2 - Abbiamo  letto che, essendo stati lodati da Aruleno Rustico Peto Trasea, da Erennio Senecione Prisco Elvidio, (questo fatto) fu per loro colpa di delitto capitale, e (abbiamo letto che) non si infierì solo sulla persona degli scrittori, ma anche sui loro libri, perché fu dato ai triunviri l'incarico di bruciare nella zona del comizio, all'interno del foro, gli scritti di quei chiarissimi ingegni. Evidentemente credevano di cancellare con quelle fiamme la voce del popolo romano e la libertà del senato e la coscienza del genere umano, dopo che per giunta erano stati espulsi i filosofi ed era stata bandita ogni nobile attività, per evitare che in qualche luogo si presentasse qualche cosa onesta. Abbiamo dato certamente una grande prova di sopportazione; e come l'età antica vide quale fosse il limite estremo nella libertà, così noi (abbiamo visto quale fosse il limite estremo) nella servitù, essendoci stata tolta attraverso il sistema dello spionaggio anche la possibilità reciproca di parlare e di ascoltare. Anche la memoria avremmo perduto insieme con la voce, se fosse in nostra facoltà il dimenticare quanto il tacere.

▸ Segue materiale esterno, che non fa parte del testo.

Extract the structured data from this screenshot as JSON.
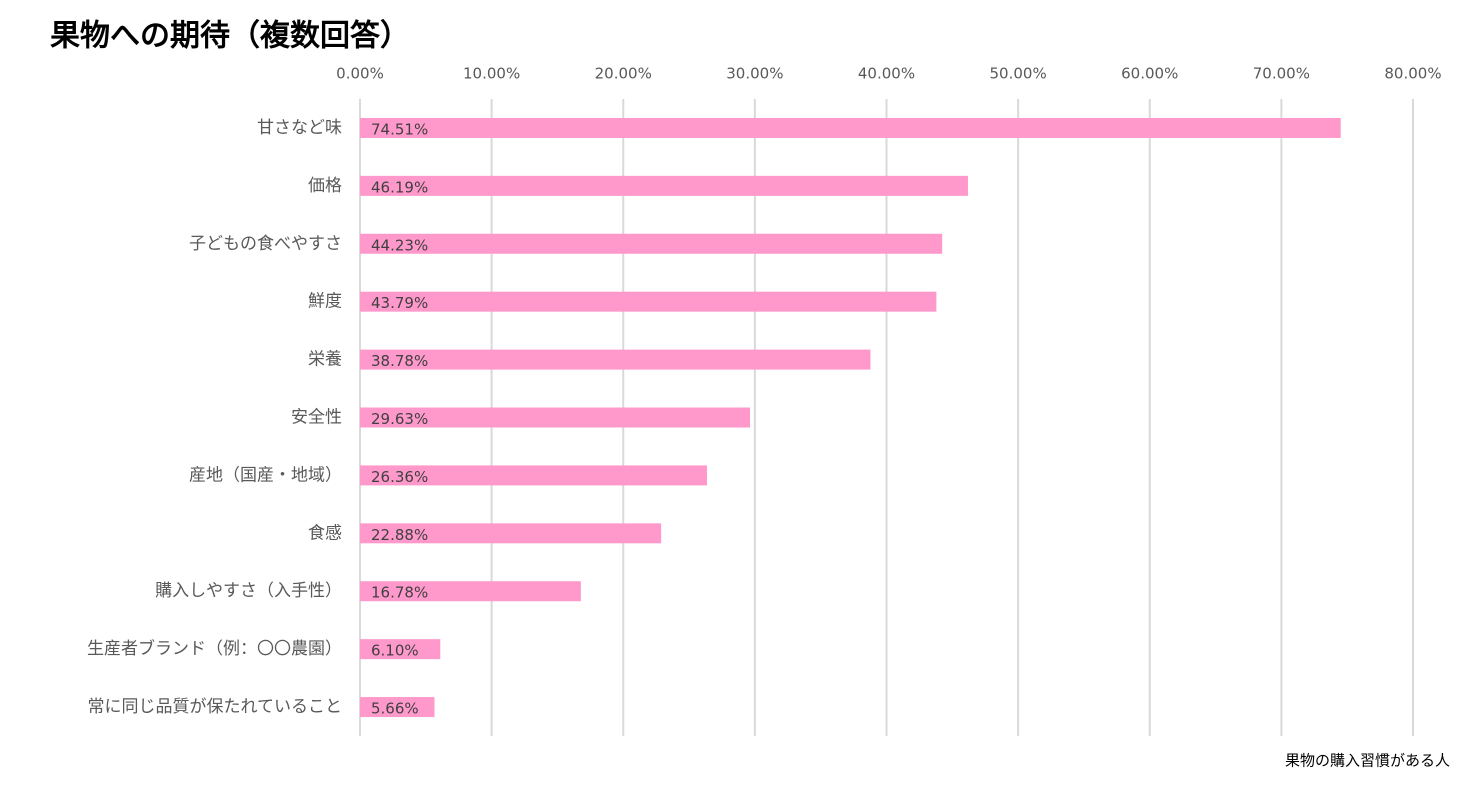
{
  "chart_data": {
    "type": "bar",
    "orientation": "horizontal",
    "title": "果物への期待（複数回答）",
    "categories": [
      "甘さなど味",
      "価格",
      "子どもの食べやすさ",
      "鮮度",
      "栄養",
      "安全性",
      "産地（国産・地域）",
      "食感",
      "購入しやすさ（入手性）",
      "生産者ブランド（例：〇〇農園）",
      "常に同じ品質が保たれていること"
    ],
    "values": [
      74.51,
      46.19,
      44.23,
      43.79,
      38.78,
      29.63,
      26.36,
      22.88,
      16.78,
      6.1,
      5.66
    ],
    "value_labels": [
      "74.51%",
      "46.19%",
      "44.23%",
      "43.79%",
      "38.78%",
      "29.63%",
      "26.36%",
      "22.88%",
      "16.78%",
      "6.10%",
      "5.66%"
    ],
    "color": "#ff99cc",
    "xlim": [
      0,
      80
    ],
    "xticks": [
      {
        "value": 0,
        "label": "0.00%"
      },
      {
        "value": 10,
        "label": "10.00%"
      },
      {
        "value": 20,
        "label": "20.00%"
      },
      {
        "value": 30,
        "label": "30.00%"
      },
      {
        "value": 40,
        "label": "40.00%"
      },
      {
        "value": 50,
        "label": "50.00%"
      },
      {
        "value": 60,
        "label": "60.00%"
      },
      {
        "value": 70,
        "label": "70.00%"
      },
      {
        "value": 80,
        "label": "80.00%"
      }
    ],
    "grid": true,
    "annotation": "果物の購入習慣がある人"
  }
}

3 - Ora finalmente si torna a respirare; ma sebbene fin dal primo sorgere di questa felicissima epoca Nerva Cesare abbia mescolato cose in tempo incompatibili tra loro, il principato e la libertà, e (sebbene) Nerva Traiano accresca ogni giorno la prosperità dei tempi, e (sebbene) la tranquillità pubblica non abbia solo nutrito una speranza e un voto, ma (abbia assunto) anche la salda fiducia nella realizzazione del voto stesso, tuttavia, per la natura della debolezza umana, i rimedi sono più lenti dei mali; e, come i nostro corpi crescono lentamente, ma si estinguono di colpo, così si potrebbe più facilmente soffocare che richiamare in vita le attività dell'ingegno: infatti si insinua proprio il piacere dell'inerzia stessa, e l'inattività, dapprima odiosa, alla fine è amata. Che dire se per quindici anni, che sono un lungo periodo nella vita di un uomo, molti caddero per casi fortuiti, tutti i più attivi per la crudeltà del principe, siamo pochi e, per (così) dire, sopravvissuti non solo agli altri ma che a noi stessi, dopo che ci sono stati sottratti nel bel mezzo della vita tanti anni durante i quali in silenzio siamo giunti, se eravamo giovani, alla vecchiaia, e, se eravamo vecchi, quasi ai termini  estremi della vita? Non mi dispiacerà tuttavia aver composto, anche se con voce disadorna e rude, il ricordo della precedente servitù e la testimonianza dei beni presenti. Intanto questo libro, destinato a rendere onore al mio suocere Agricola, sarà lodato o almeno scusato in nome del mio affetto per lui.